Each of the government sponsored enterprises (GSEs) has released a report analyzing the viability of their multifamily operations under a scenario divorcing them from the parent company and stripping away the existing government guarantee.  The reports were requested by the Federal Housing Finance Agency (FHFA) as part of its goal to contract the overall market footprint of the GSEs and generate potential value for taxpayers.  

FHFA said that the multifamily businesses of the two GSEs are fundamentally different from their single-family businesses.  The loans are larger, collateralized by income producing properties of five or more units, and are a much smaller component of the total mortgage market.  Moreover most of the two entities' multi-family loans involve some type of risk sharing with private capital which is not true of the single-family business line and the loans survived the housing crisis much better than the single family portfolio.  Fannie Mae and Freddie Mac also do not dominate the multi-family market as they do the single-family counterpart.  

Given these differences FHFA determined that the reduction of market footprint should be approached much differently for the multi-family part of the businesses than the single-family.  In their analysis the GSEs were instructed to include the likely viability of their multi-family business models operating on a stand-alone basis after attracting private capital and adjusting pricing if necessary.

Freddie Mac said its average multifamily loan was $17 million and its earnings from that segment since 2010 have approached $4 billion from both securitization and net interest income.  The value is driven in part by economies of scale not available to other multifamily financiers and access to government guarantees.

Absent those guarantees Freddie Mac said its business would look and operate differently than it does today.  It would no longer be a line of business within the company but would be a private, monoline firm operating on a stand-alone basis, attracting private capital from equity and debt investors, and complying with all applicable regulations in areas such as capital levels and taxation.  It would operate more like a true conduit, have a smaller footprint, charge higher rates, and produce less net income than today. 

Fannie Mae analyzed the behavior of an imaginary new company operating as a stand-alone without government sponsorship.  It concluded that "NewCo could potentially raise start-up equity capital in the private markets as a stand-alone, unregulated specialty finance company, but our analysis suggests that the resulting company would be very different from Multifamily as it exists today and that its long-term survival would be uncertain."

In the aggregate the reports concluded that there is little inherent value in the current multifamily businesses without the government guarantee and that the sale of these businesses would return little or no value to the U.S. Treasury or to taxpayers.  The businesses would likely be monoline specialty finance companies with a focus on non-prime lending and secondary and tertiary market transactions.  Their cost of funds and lending rates would rely on the private securitization market or the participation of equity investors to be viable.

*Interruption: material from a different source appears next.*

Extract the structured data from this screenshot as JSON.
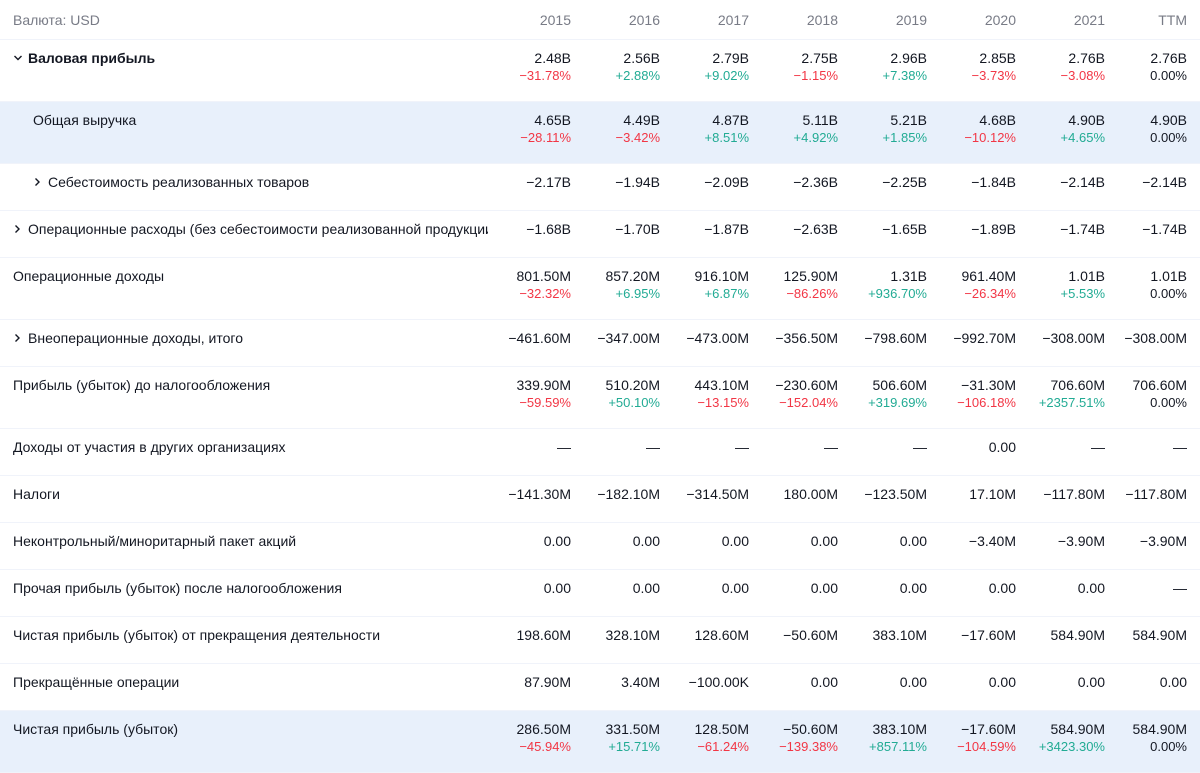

FHFA said that the magnitude of the market impacts cited in the reports deserve further study and also highlight a fundamental tension that policymakers will have to consider.  Without a government guarantee a fully private company may not provide the same level and scope of services, at least at current prices.  Without a government guarantee there may also be additional volatility in funding availability under certain economic conditions.  Both GSEs also raised the issue of what would happen to affordable housing.  Freddie Mac said that only the availability of government support made it possible for that part of its own business to "break even."

FHFA has put in place a 10 percent volume reduction in the GSEs' new multifamily business for 2013.  The agency said it would evaluate how this process worked through this year and will consider options to continue a path of gradual contraction while waiting for Congress to resolve the issue of GSE conservatorships.